Intervertebral disc degeneration is a multifactorial process involving an intricate interplay of biochemical, cellular, and mechanical alterations within the disc microenvironment. The transition from a homeostatic to a degenerative niche is driven by extracellular matrix degradation, inflammatory signaling, oxidative stress, aberrant angiogenesis, and dysregulated cell death mechanisms including apoptosis, pyroptosis, and ferroptosis. These processes collectively impair disc structure and function, contributing to chronic pain and disability.

Understanding the pathological transformations within the disc microenvironment has catalyzed the development of a new generation of targeted therapies. These include cell-based approaches such as mesenchymal stem cells and notochordal cell derivatives, senolytics to clear dysfunctional cells, ferroptosis inhibitors to mitigate oxidative injury, and gene therapy strategies aimed at restoring anabolic–catabolic balance. Concurrently, biomaterial innovations, including hydrogels, scaffolds, and nanocarrier systems, are enhancing the precision and durability of therapeutic delivery.

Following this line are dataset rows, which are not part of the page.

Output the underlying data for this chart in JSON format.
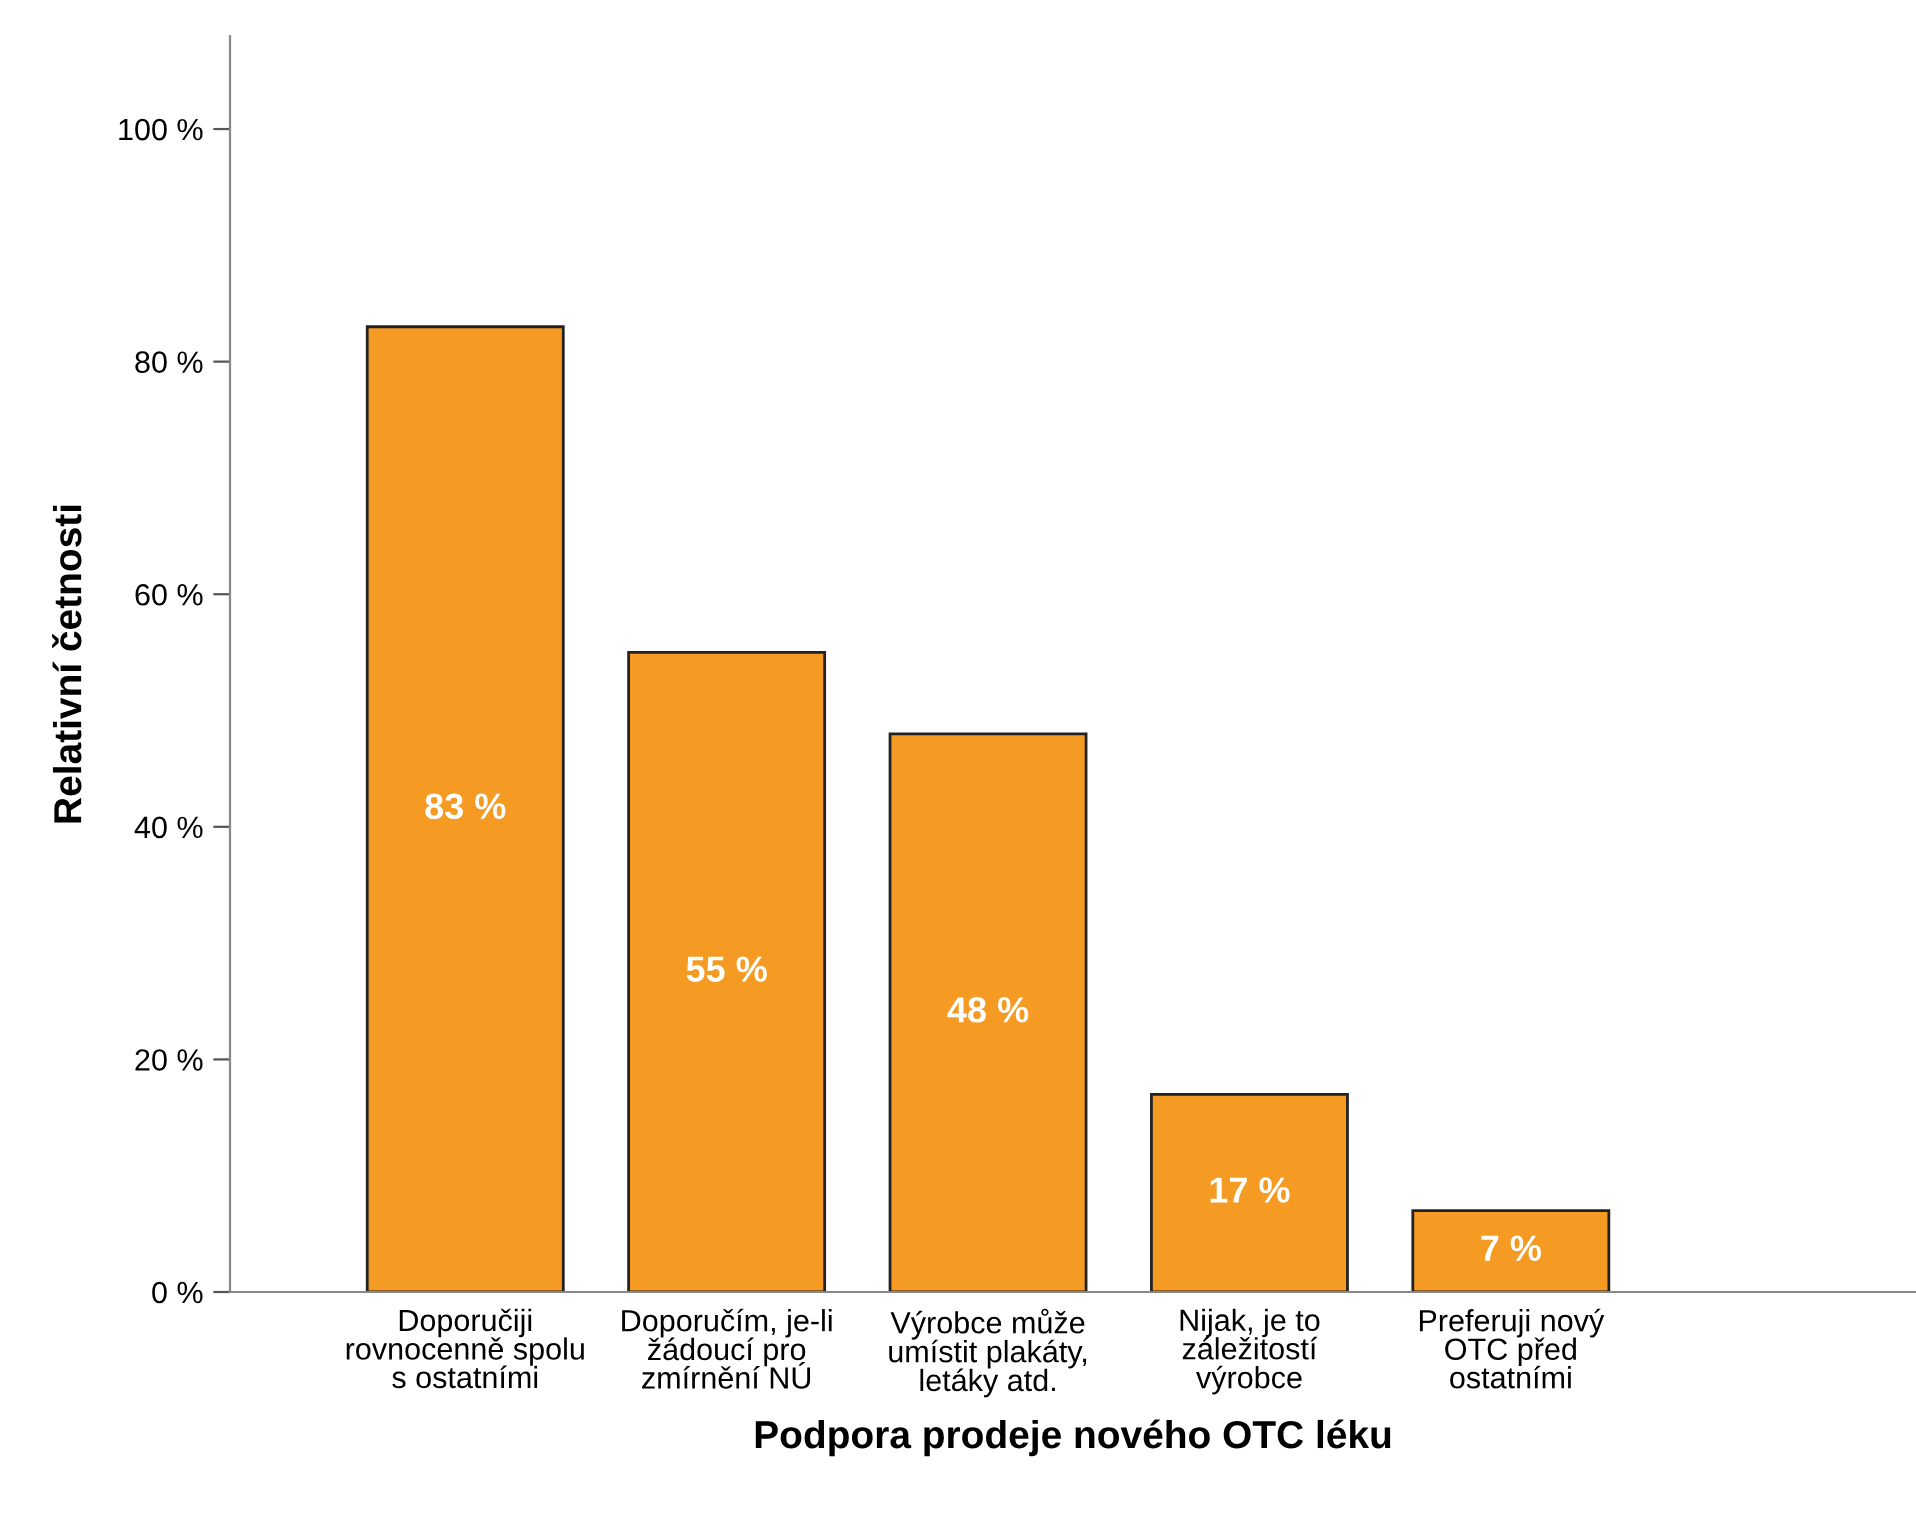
{
  "chart_data": {
    "type": "bar",
    "xlabel": "Podpora prodeje nového OTC léku",
    "ylabel": "Relativní četnosti",
    "categories": [
      "Doporučiji\nrovnocenně spolu\ns ostatními",
      "Doporučím, je-li\nžádoucí pro\nzmírnění NÚ",
      "Výrobce může\numístit plakáty,\nletáky atd.",
      "Nijak, je to\nzáležitostí\nvýrobce",
      "Preferuji nový\nOTC před\nostatními"
    ],
    "values": [
      83,
      55,
      48,
      17,
      7
    ],
    "value_labels": [
      "83 %",
      "55 %",
      "48 %",
      "17 %",
      "7 %"
    ],
    "color": "#f59a23",
    "ylim": [
      0,
      108
    ],
    "yticks": [
      {
        "value": 0,
        "label": "0 %"
      },
      {
        "value": 20,
        "label": "20 %"
      },
      {
        "value": 40,
        "label": "40 %"
      },
      {
        "value": 60,
        "label": "60 %"
      },
      {
        "value": 80,
        "label": "80 %"
      },
      {
        "value": 100,
        "label": "100 %"
      }
    ],
    "grid": false,
    "legend": false
  }
}
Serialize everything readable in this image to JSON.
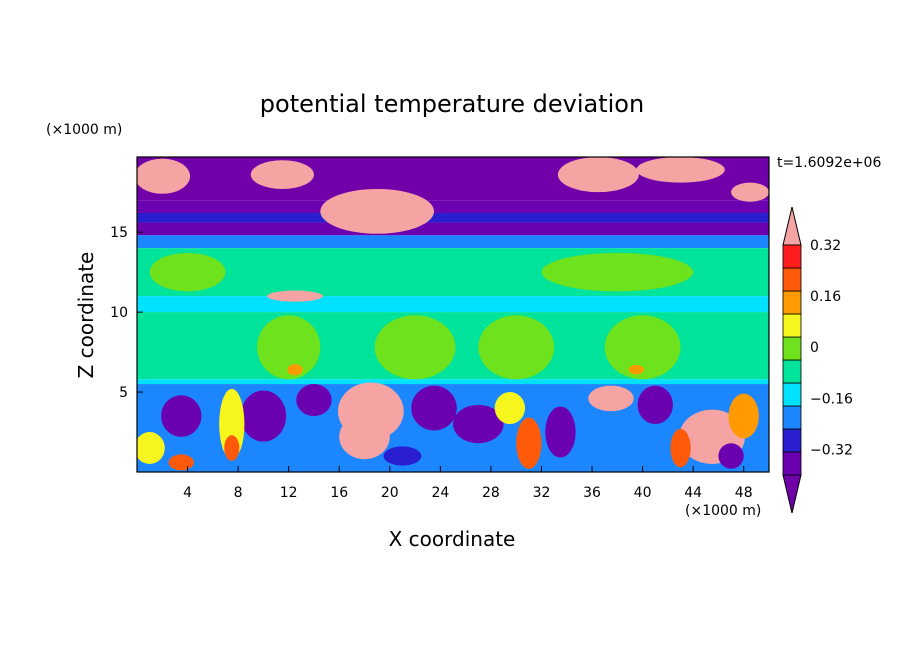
{
  "chart_data": {
    "type": "heatmap",
    "title": "potential temperature deviation",
    "xlabel": "X coordinate",
    "ylabel": "Z coordinate",
    "x_unit": "(×1000 m)",
    "y_unit": "(×1000 m)",
    "time_label": "t=1.6092e+06",
    "xlim": [
      0,
      50
    ],
    "ylim": [
      0,
      19.7
    ],
    "x_ticks": [
      4,
      8,
      12,
      16,
      20,
      24,
      28,
      32,
      36,
      40,
      44,
      48
    ],
    "y_ticks": [
      5,
      10,
      15
    ],
    "colorbar": {
      "levels": [
        -0.4,
        -0.32,
        -0.24,
        -0.16,
        -0.08,
        0,
        0.08,
        0.16,
        0.24,
        0.32,
        0.4
      ],
      "tick_labels": [
        "0.32",
        "0.16",
        "0",
        "−0.16",
        "−0.32"
      ],
      "tick_values": [
        0.32,
        0.16,
        0,
        -0.16,
        -0.32
      ],
      "colors": [
        "#6b00b0",
        "#2a1fd0",
        "#1c86ff",
        "#00e0ff",
        "#00e39a",
        "#6ee21c",
        "#f6f61e",
        "#ff9a00",
        "#ff5a0a",
        "#ff1e1e",
        "#f5a3a3"
      ],
      "under_color": "#7000a8",
      "over_color": "#f5a3a3"
    },
    "bands": [
      {
        "z_min": 17.0,
        "z_max": 19.7,
        "value": -0.45
      },
      {
        "z_min": 16.2,
        "z_max": 17.0,
        "value": -0.36
      },
      {
        "z_min": 15.6,
        "z_max": 16.2,
        "value": -0.28
      },
      {
        "z_min": 14.8,
        "z_max": 15.6,
        "value": -0.36
      },
      {
        "z_min": 14.0,
        "z_max": 14.8,
        "value": -0.2
      },
      {
        "z_min": 11.0,
        "z_max": 14.0,
        "value": -0.04
      },
      {
        "z_min": 10.0,
        "z_max": 11.0,
        "value": -0.12
      },
      {
        "z_min": 5.8,
        "z_max": 10.0,
        "value": -0.04
      },
      {
        "z_min": 5.5,
        "z_max": 5.8,
        "value": -0.12
      },
      {
        "z_min": 0,
        "z_max": 5.5,
        "value": -0.2
      }
    ],
    "features": [
      {
        "x": 2.0,
        "z": 18.5,
        "rx": 2.2,
        "rz": 1.1,
        "value": 0.45
      },
      {
        "x": 11.5,
        "z": 18.6,
        "rx": 2.5,
        "rz": 0.9,
        "value": 0.45
      },
      {
        "x": 19.0,
        "z": 16.3,
        "rx": 4.5,
        "rz": 1.4,
        "value": 0.45
      },
      {
        "x": 36.5,
        "z": 18.6,
        "rx": 3.2,
        "rz": 1.1,
        "value": 0.45
      },
      {
        "x": 43.0,
        "z": 18.9,
        "rx": 3.5,
        "rz": 0.8,
        "value": 0.45
      },
      {
        "x": 48.5,
        "z": 17.5,
        "rx": 1.5,
        "rz": 0.6,
        "value": 0.45
      },
      {
        "x": 12.5,
        "z": 11.0,
        "rx": 2.2,
        "rz": 0.35,
        "value": 0.45
      },
      {
        "x": 18.5,
        "z": 3.8,
        "rx": 2.6,
        "rz": 1.8,
        "value": 0.45
      },
      {
        "x": 18.0,
        "z": 2.2,
        "rx": 2.0,
        "rz": 1.4,
        "value": 0.45
      },
      {
        "x": 45.5,
        "z": 2.2,
        "rx": 2.6,
        "rz": 1.7,
        "value": 0.45
      },
      {
        "x": 37.5,
        "z": 4.6,
        "rx": 1.8,
        "rz": 0.8,
        "value": 0.45
      },
      {
        "x": 12.0,
        "z": 7.8,
        "rx": 2.5,
        "rz": 2.0,
        "value": 0.06
      },
      {
        "x": 22.0,
        "z": 7.8,
        "rx": 3.2,
        "rz": 2.0,
        "value": 0.06
      },
      {
        "x": 30.0,
        "z": 7.8,
        "rx": 3.0,
        "rz": 2.0,
        "value": 0.06
      },
      {
        "x": 40.0,
        "z": 7.8,
        "rx": 3.0,
        "rz": 2.0,
        "value": 0.06
      },
      {
        "x": 4.0,
        "z": 12.5,
        "rx": 3.0,
        "rz": 1.2,
        "value": 0.06
      },
      {
        "x": 38.0,
        "z": 12.5,
        "rx": 6.0,
        "rz": 1.2,
        "value": 0.06
      },
      {
        "x": 12.5,
        "z": 6.4,
        "rx": 0.6,
        "rz": 0.35,
        "value": 0.2
      },
      {
        "x": 39.5,
        "z": 6.4,
        "rx": 0.6,
        "rz": 0.3,
        "value": 0.2
      },
      {
        "x": 3.5,
        "z": 3.5,
        "rx": 1.6,
        "rz": 1.3,
        "value": -0.4
      },
      {
        "x": 10.0,
        "z": 3.5,
        "rx": 1.8,
        "rz": 1.6,
        "value": -0.4
      },
      {
        "x": 14.0,
        "z": 4.5,
        "rx": 1.4,
        "rz": 1.0,
        "value": -0.4
      },
      {
        "x": 23.5,
        "z": 4.0,
        "rx": 1.8,
        "rz": 1.4,
        "value": -0.4
      },
      {
        "x": 27.0,
        "z": 3.0,
        "rx": 2.0,
        "rz": 1.2,
        "value": -0.4
      },
      {
        "x": 33.5,
        "z": 2.5,
        "rx": 1.2,
        "rz": 1.6,
        "value": -0.4
      },
      {
        "x": 41.0,
        "z": 4.2,
        "rx": 1.4,
        "rz": 1.2,
        "value": -0.4
      },
      {
        "x": 7.5,
        "z": 3.0,
        "rx": 1.0,
        "rz": 2.2,
        "value": 0.12
      },
      {
        "x": 7.5,
        "z": 1.5,
        "rx": 0.6,
        "rz": 0.8,
        "value": 0.3
      },
      {
        "x": 1.0,
        "z": 1.5,
        "rx": 1.2,
        "rz": 1.0,
        "value": 0.1
      },
      {
        "x": 3.5,
        "z": 0.6,
        "rx": 1.0,
        "rz": 0.5,
        "value": 0.3
      },
      {
        "x": 31.0,
        "z": 1.8,
        "rx": 1.0,
        "rz": 1.6,
        "value": 0.24
      },
      {
        "x": 29.5,
        "z": 4.0,
        "rx": 1.2,
        "rz": 1.0,
        "value": 0.1
      },
      {
        "x": 43.0,
        "z": 1.5,
        "rx": 0.8,
        "rz": 1.2,
        "value": 0.3
      },
      {
        "x": 48.0,
        "z": 3.5,
        "rx": 1.2,
        "rz": 1.4,
        "value": 0.2
      },
      {
        "x": 47.0,
        "z": 1.0,
        "rx": 1.0,
        "rz": 0.8,
        "value": -0.4
      },
      {
        "x": 21.0,
        "z": 1.0,
        "rx": 1.5,
        "rz": 0.6,
        "value": -0.28
      }
    ]
  }
}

Despite encouraging advances in preclinical and early clinical studies, challenges remain in translating these therapies into widespread clinical practice. Future research must prioritize the integration of multi-modal interventions, long-term safety evaluation, and the development of patient-specific treatment algorithms. Ultimately, an improved understanding of the disc microenvironment holds the promise of shifting IVDD management from symptomatic relief to true disease modification.

9. Future Directions

Taken together, the presented insights suggest that progress in IVDD management will depend on an integrated strategy combining deeper mechanistic understanding of disc microenvironmental dynamics, development of multimodal therapies targeting multiple degenerative pathways, and rigorous translational frameworks bridging bench to bedside. Systems biology and computational modeling may provide powerful tools to unravel the interdependencies among catabolic signaling, immune responses, and mechanical stress, thereby informing rational combination therapies. Importantly, the field must also address regulatory, ethical, and economic considerations to enable broad clinical translation of emerging interventions.